Tax code complexity costs 3x more than Obama tax hikes

The fiscal cliff deal is likely, according to Washington bean counters, to raise roughly $620 billion in new upper-income taxes over the next decade. In 2013, that works out to be about $50 billion. For comparison, the sheer complexity of the US tax code will cost taxpayers more than three times that amount. The WSJ:

The federal Taxpayer Advocate ranks complexity as the No. 1 problem facing the tax system and offers an eye-opening estimate of Americans’ cost of complying – $168 billion in 2010, or about 15% of total income-tax receipts.

In her 2012 annual report to Congress, Taxpayer Advocate Nina Olson says it takes U.S. taxpayers more than 6.1 billion hours to complete all the filings required by the tax system, making tax compliance “one of the largest industries in the United States.” That is the equivalent of more than 3 million full-time employees.

So not only does our complex tax code hurt economic growth by distorting decision making, its complexity is a tax in and of itself. Time for a tax cut via simplification?

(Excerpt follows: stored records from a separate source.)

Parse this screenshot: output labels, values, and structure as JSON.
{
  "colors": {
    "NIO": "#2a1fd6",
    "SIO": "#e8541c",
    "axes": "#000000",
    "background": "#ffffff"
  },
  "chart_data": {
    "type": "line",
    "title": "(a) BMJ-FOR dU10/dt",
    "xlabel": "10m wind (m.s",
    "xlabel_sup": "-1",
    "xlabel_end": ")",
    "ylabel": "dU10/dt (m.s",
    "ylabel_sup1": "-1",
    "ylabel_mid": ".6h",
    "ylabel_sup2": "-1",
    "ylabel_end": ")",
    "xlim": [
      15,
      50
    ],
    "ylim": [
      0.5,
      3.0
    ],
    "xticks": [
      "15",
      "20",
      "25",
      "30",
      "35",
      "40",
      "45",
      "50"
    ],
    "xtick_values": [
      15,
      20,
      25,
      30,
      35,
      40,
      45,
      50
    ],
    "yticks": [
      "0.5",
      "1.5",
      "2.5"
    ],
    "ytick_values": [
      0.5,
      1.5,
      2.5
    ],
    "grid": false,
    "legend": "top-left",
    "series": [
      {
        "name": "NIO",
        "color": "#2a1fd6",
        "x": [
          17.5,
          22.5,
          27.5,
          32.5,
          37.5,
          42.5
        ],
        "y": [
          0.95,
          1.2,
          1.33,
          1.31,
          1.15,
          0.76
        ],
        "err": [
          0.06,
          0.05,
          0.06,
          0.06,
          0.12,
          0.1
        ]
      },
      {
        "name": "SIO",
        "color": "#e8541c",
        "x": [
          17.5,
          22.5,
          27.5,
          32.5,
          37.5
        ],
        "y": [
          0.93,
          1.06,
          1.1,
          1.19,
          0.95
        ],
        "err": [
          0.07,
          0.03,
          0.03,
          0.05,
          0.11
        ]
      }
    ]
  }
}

6 thoughts on “Tax code complexity costs 3x more than Obama tax hikes

  1. All of this simply underlines the fact that the principal objective of the tax code is not to raise revenue. It is to punish and reward the people that Congress chooses to. Apparently they think these transaction costs are worth it. Or more likely, they just pretend they don’t exist, since they’re not, for the most part, paid directly by the government.
    It’s a bit like people who will travel 10 miles to a store to save $1 on something (and there are such people).

  2. $168 billion is a low cost estimate. It works out to about $28 per hour of compliance time, or an employee total cost of $55,000 per year. The cost of private consultants to prepare taxes is vastly higher.

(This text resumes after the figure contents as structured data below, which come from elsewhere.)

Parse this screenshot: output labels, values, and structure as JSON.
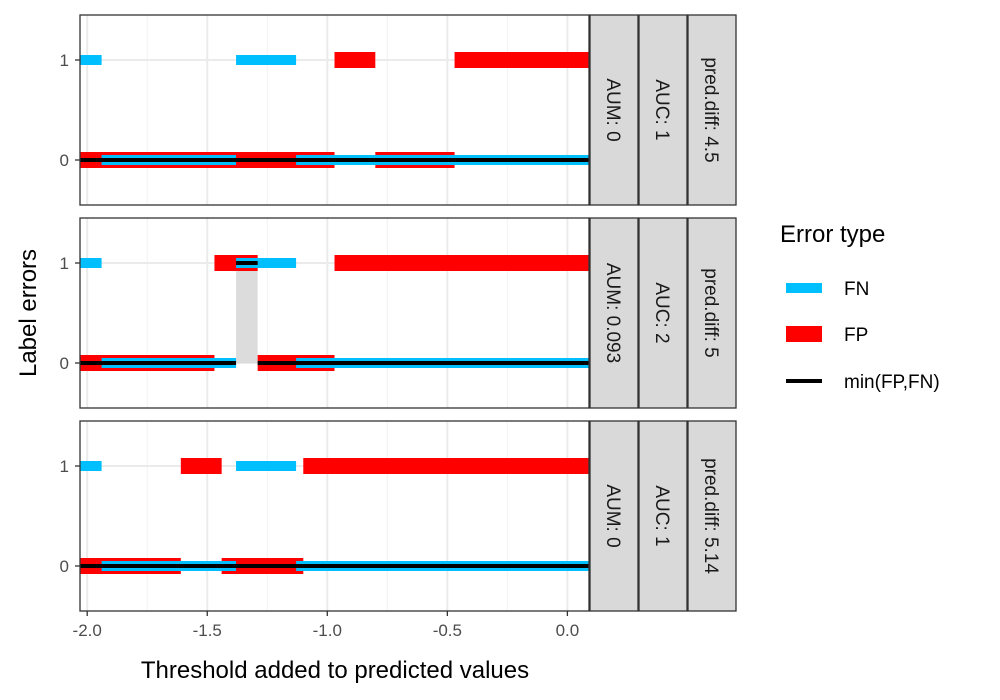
{
  "chart_data": {
    "type": "line",
    "xlabel": "Threshold added to predicted values",
    "ylabel": "Label errors",
    "xlim": [
      -2.03,
      0.09
    ],
    "ylim": [
      -0.45,
      1.45
    ],
    "x_ticks": [
      -2.0,
      -1.5,
      -1.0,
      -0.5,
      0.0
    ],
    "x_tick_labels": [
      "-2.0",
      "-1.5",
      "-1.0",
      "-0.5",
      "0.0"
    ],
    "y_ticks": [
      0,
      1
    ],
    "y_tick_labels": [
      "0",
      "1"
    ],
    "grid": true,
    "legend": {
      "title": "Error type",
      "placement": "right",
      "entries": [
        {
          "label": "FN",
          "color": "#00BFFF"
        },
        {
          "label": "FP",
          "color": "#FF0000"
        },
        {
          "label": "min(FP,FN)",
          "color": "#000000"
        }
      ]
    },
    "colors": {
      "FN": "#00BFFF",
      "FP": "#FF0000",
      "min": "#000000",
      "aum_region": "#DCDCDC",
      "strip_fill": "#D9D9D9"
    },
    "panels": [
      {
        "strips": [
          "AUM: 0",
          "AUC: 1",
          "pred.diff: 4.5"
        ],
        "FN": [
          {
            "x": [
              -2.03,
              -1.94
            ],
            "y": 1
          },
          {
            "x": [
              -1.94,
              -1.38
            ],
            "y": 0
          },
          {
            "x": [
              -1.38,
              -1.13
            ],
            "y": 1
          },
          {
            "x": [
              -1.13,
              0.09
            ],
            "y": 0
          }
        ],
        "FP": [
          {
            "x": [
              -2.03,
              -0.97
            ],
            "y": 0
          },
          {
            "x": [
              -0.97,
              -0.8
            ],
            "y": 1
          },
          {
            "x": [
              -0.8,
              -0.47
            ],
            "y": 0
          },
          {
            "x": [
              -0.47,
              0.09
            ],
            "y": 1
          }
        ],
        "min": [
          {
            "x": [
              -2.03,
              0.09
            ],
            "y": 0
          }
        ],
        "aum_regions": []
      },
      {
        "strips": [
          "AUM: 0.093",
          "AUC: 2",
          "pred.diff: 5"
        ],
        "FN": [
          {
            "x": [
              -2.03,
              -1.94
            ],
            "y": 1
          },
          {
            "x": [
              -1.94,
              -1.38
            ],
            "y": 0
          },
          {
            "x": [
              -1.38,
              -1.13
            ],
            "y": 1
          },
          {
            "x": [
              -1.13,
              0.09
            ],
            "y": 0
          }
        ],
        "FP": [
          {
            "x": [
              -2.03,
              -1.47
            ],
            "y": 0
          },
          {
            "x": [
              -1.47,
              -1.29
            ],
            "y": 1
          },
          {
            "x": [
              -1.29,
              -0.97
            ],
            "y": 0
          },
          {
            "x": [
              -0.97,
              0.09
            ],
            "y": 1
          }
        ],
        "min": [
          {
            "x": [
              -2.03,
              -1.38
            ],
            "y": 0
          },
          {
            "x": [
              -1.38,
              -1.29
            ],
            "y": 1
          },
          {
            "x": [
              -1.29,
              0.09
            ],
            "y": 0
          }
        ],
        "aum_regions": [
          {
            "x": [
              -1.38,
              -1.29
            ],
            "y": [
              0,
              1
            ]
          }
        ]
      },
      {
        "strips": [
          "AUM: 0",
          "AUC: 1",
          "pred.diff: 5.14"
        ],
        "FN": [
          {
            "x": [
              -2.03,
              -1.94
            ],
            "y": 1
          },
          {
            "x": [
              -1.94,
              -1.38
            ],
            "y": 0
          },
          {
            "x": [
              -1.38,
              -1.13
            ],
            "y": 1
          },
          {
            "x": [
              -1.13,
              0.09
            ],
            "y": 0
          }
        ],
        "FP": [
          {
            "x": [
              -2.03,
              -1.61
            ],
            "y": 0
          },
          {
            "x": [
              -1.61,
              -1.44
            ],
            "y": 1
          },
          {
            "x": [
              -1.44,
              -1.1
            ],
            "y": 0
          },
          {
            "x": [
              -1.1,
              0.09
            ],
            "y": 1
          }
        ],
        "min": [
          {
            "x": [
              -2.03,
              0.09
            ],
            "y": 0
          }
        ],
        "aum_regions": []
      }
    ]
  }
}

    Those who claim the cost of compliance is $300 billion are closer to the truth, and even that might be low. The absurd complexity of the tax code is a pure waste of 2% of GDP year after year.

  3. Ah, the good old “seen and the unseen”.


    $50 billion in increased government revenue


    6.1 billion hours of lost productivity.

    The bad economist only looks at the seen and says “See? This is why we need to raise taxes!”

    The good economist looks at both the seen and the unseen and says “if this costs us 6.1 billion hours of productivity, is the extra revenue worth it?”

    • @Jon Murphy: there’s no necessary or linear relationship between increasing the amount of taxes the government collects and the complexity (and thus compliance and productivity costs) of the tax code, so the math you’re suggesting here doesn’t work. Indeed, the report from the Taxpayer Advocate says clearly that the main driver of complexity (and thus compliance and productivity costs) is tax *deductions* , which *decrease* the amount of revenue raised: “To reduce taxpayer burden and enhance public confidence in the integrity of the tax system, the report urges Congress to greatly simplify the tax code. In general, this means Congress should reassess the need for existing income exclusions, exemptions, deductions, and credits (generally known as “tax expenditures”). For fiscal year (FY) 2013, the Joint Committee on Taxation has projected that tax expenditures will come to about $1.09 trillion, while individual income tax revenue is projected to be about $1.36 trillion. To put these numbers in perspective, if Congress were to eliminate all tax expenditures, straight math indicates it could cut individual income tax rates by 44 percent and still generate the same amount of revenue it collects under current rules.”